Quando J-Pop annunciò Il Mistero di Ron Kamonohashi diversi mesi fa ormai ricordo di essere rimasta piacevolmente stupita in quanto Akira Amano è un’autrice che ho sempre apprezzato molto, fin da prima della conclusione della sua prima opera famosa, Tutor Hitman Reborn. Ed è per questo che, leggendo il primo volume della sua nuova opera, le aspettative non potevano essere che alte, così come la curiosità di scoprire come l’autrice si sarebbe cimentata in un genere tanto diverso rispetto al battle che l’ha consacrata fra gli autori di successo di Weekly Shonen Jump.
Il Mistero di Ron Kamonohashi all’apparenza sembra una storia normale: il nostro protagonista, Ron, era un tempo considerato l’allievo più prodigioso al Blue, un rinomato istituto per la formazione degli investigatori. Col tempo, tuttavia, il giovane è stato allontanato dall’accademia per un motivo che inizialmente ci viene indicato come “problema fisico”, ma che andando avanti col volume scopriremo essere tutt’altra cosa.
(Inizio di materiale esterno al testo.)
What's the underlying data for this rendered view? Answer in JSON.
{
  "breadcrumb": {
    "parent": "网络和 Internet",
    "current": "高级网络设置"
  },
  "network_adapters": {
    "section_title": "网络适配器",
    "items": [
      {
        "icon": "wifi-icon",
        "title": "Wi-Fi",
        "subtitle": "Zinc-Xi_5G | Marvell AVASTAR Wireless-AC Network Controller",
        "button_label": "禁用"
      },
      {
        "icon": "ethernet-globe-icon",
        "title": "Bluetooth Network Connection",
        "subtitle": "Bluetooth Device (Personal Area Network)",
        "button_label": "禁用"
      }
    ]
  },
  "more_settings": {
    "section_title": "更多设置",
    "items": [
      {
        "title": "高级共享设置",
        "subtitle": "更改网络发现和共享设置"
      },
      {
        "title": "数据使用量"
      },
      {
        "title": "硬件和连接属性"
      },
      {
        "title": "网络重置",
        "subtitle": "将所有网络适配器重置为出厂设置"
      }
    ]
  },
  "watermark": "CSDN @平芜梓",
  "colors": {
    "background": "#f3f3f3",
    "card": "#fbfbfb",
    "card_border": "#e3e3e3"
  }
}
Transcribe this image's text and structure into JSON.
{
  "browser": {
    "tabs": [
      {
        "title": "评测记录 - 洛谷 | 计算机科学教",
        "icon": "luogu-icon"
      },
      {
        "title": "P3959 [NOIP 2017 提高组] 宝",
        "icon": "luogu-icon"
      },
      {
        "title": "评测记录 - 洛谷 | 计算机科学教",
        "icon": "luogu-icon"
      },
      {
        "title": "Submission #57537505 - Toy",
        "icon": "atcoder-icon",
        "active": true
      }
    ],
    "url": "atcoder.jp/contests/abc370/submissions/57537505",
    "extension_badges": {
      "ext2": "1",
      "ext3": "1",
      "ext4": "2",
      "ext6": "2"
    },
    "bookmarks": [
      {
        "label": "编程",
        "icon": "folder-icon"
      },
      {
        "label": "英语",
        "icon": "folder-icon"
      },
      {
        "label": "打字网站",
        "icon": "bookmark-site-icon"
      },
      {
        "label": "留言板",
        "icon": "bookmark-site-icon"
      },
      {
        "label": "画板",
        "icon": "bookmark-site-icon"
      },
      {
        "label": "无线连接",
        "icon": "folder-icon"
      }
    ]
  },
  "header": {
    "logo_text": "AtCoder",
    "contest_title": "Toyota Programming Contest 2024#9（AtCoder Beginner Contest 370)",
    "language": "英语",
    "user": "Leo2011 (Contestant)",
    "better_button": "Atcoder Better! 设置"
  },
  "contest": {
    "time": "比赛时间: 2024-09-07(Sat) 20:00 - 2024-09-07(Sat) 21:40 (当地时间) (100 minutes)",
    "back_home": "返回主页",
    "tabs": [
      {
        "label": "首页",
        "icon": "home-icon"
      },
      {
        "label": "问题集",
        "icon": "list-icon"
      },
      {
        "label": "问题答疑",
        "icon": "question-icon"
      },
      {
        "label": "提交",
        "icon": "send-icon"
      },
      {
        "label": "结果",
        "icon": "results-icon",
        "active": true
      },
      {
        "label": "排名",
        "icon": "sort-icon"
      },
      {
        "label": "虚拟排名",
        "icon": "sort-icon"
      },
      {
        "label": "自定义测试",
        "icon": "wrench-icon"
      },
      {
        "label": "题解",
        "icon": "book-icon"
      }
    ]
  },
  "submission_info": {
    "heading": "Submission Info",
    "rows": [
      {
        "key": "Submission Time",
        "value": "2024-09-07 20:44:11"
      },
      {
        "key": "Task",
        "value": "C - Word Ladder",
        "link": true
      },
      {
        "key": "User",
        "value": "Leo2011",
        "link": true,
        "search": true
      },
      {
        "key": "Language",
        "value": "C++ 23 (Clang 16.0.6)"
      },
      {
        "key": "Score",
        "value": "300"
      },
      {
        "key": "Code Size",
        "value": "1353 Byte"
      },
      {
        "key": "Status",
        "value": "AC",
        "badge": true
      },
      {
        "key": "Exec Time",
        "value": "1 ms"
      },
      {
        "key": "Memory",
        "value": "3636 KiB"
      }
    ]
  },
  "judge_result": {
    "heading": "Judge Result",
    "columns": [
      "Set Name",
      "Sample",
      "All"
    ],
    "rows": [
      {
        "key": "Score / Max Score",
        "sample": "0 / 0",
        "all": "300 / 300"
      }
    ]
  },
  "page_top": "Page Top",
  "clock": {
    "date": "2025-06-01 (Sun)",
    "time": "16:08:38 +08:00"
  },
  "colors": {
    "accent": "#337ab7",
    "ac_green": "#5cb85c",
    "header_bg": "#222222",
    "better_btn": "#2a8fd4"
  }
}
La sua storia si incrocia con quella di Isshiki, un giovane investigatore esordiente ma pieno di buona volontà che lavora presso la Polizia Metropolitana di Tokyo.
Di fronte ad un crimine irrisolvibile il giovane poliziotto si reca a casa di Ron Kamonohashi, costretto a smettere con l’investigazione. I due inizieranno una collaborazione in cui impareranno ben presto i segreti l’uno dell’altro e la fiducia reciproca e, già nel corso del primo volume, diventeranno uno il completamento dell’altro: se Isshiki non ha l’intuito necessario per risolvere i casi senza la guida di Ron, quest’ultimo invece ha un difetto fondamentale che nel corso del volume ci viene parzialmente spiegato.
Ron possiede un difetto fondamentale per un detective, tuttavia non è un problema fisico, bensì legato strettamente ai suoi occhi: il ragazzo, una volta risolto il crimine, condanna involontariamente alla morte per suicidio tutti i colpevoli. Ciò che è peggio è che neppure lui ne è cosciente, pertanto il ruolo di Isshiki in questa stravagante coppia sarà quella di impedire la morte dei colpevoli, una volta scoperti.
L’intesa fra i due è quasi istantanea e i ragazzi inizieranno a lavorare insieme per risolvere casi apparentemente impossibili. L’elemento più interessante del manga è proprio l’intesa fra i protagonisti, così forte e naturale da sembrare premeditata o persino innaturale agli occhi di un lettore che si chiede come abbiano potuto legare così facilmente due individui che sono praticamente l’uno l’opposto dell’altro.
Ron è eccentrico, sopra le righe, pigro e completamente fuori di testa. Isshiki, invece, è il classico impiegato giapponese modello: ligio al dovere, sempre disponibile ad aiutare gli altri e poco sicuro di sé.
Insomma, il primo volume de Il Mistero di Ron Kamonohashi si presenta come una storia sicuramente interessante in cui a fare da padrone è la bizzarra dinamica fra i due protagonisti, così agli antipodi eppure proprio per questo così interessanti quasi che fossero dei moderni Sherlock Holmes e John Watson. Tuttavia la fine del volume lascia anche con una paura: e se questo ripetersi di casi che vengono risolti sempre con la stessa metodologia dovesse, col corso dei volumi, rivelarsi noiosa?
Akira Amano è certamente un’autrice che sa più che bene ciò che fa, tuttavia visto che sembra che la serie sarà un giallo la paura che diventi una sorta di Detective Conan in cui i casi la fanno da padrone a scapito della trama orizzontale è inevitabile. Speriamo, perciò, che con l’andare avanti dei volumi si riesca a mantenere alto l’interesse dei lettori: per il momento il primo volume è più che promosso, con la speranza che anche i prossimi riescano a mantenersi sugli stessi ottimi livelli.